JOHANNESBURG, May 29 (Reuters) - South Africa's SPAR
Group plans to sell its retail businesses in
Switzerland and in the United Kingdom after completing a
strategic review of its European operations, the retail and
wholesale group said on Thursday.
The group, which owns several SPAR country licences of the
Dutch SPAR group, has been trimming its international operations
in order to "maximize the return on capital allocated". Last
year it sold its loss-making Polish business.
The group said it was in exclusive talks with an established
UK-based business over the sale of its UK operation Appleby
Westward Group. The potential buyer, which SPAR did not name,
was "well positioned to develop and grow AWG in South West
England," it said.
In Switzerland, SPAR has been engaging established parties
with extensive business interests in the region and experience
in European food retail and distribution, it added.

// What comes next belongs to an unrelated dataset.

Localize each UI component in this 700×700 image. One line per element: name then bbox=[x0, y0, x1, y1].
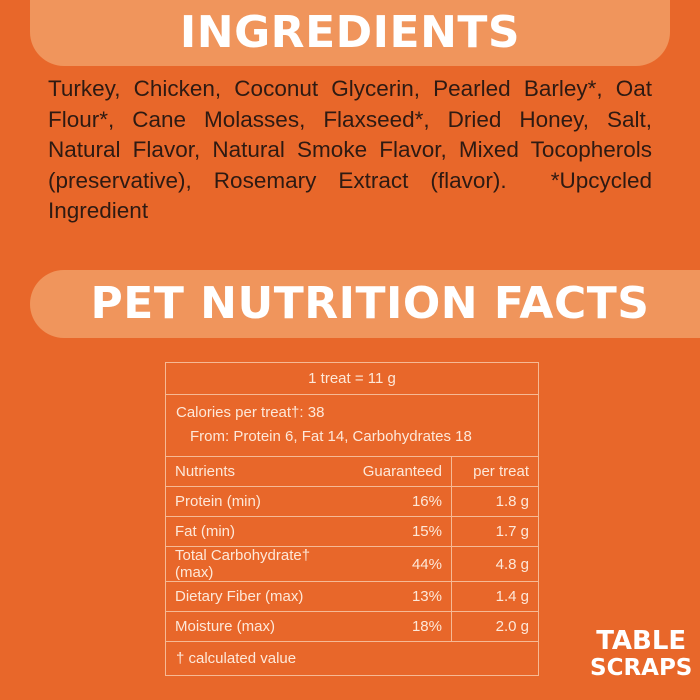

"The group approach has been to engage parties whose
interests align with the growth ambitions of the local
management teams and retailer partners, and will ensure
continuity for employees, suppliers and customers," SPAR said.
The Swiss business, with 300 stores, contributes 16 billion
rand ($899 million) to group turnover, while the South West
England unit contributes 6 billion rand.
Internationally, SPAR will be left with Ireland, its biggest
overseas business, and a joint venture in Sri Lanka.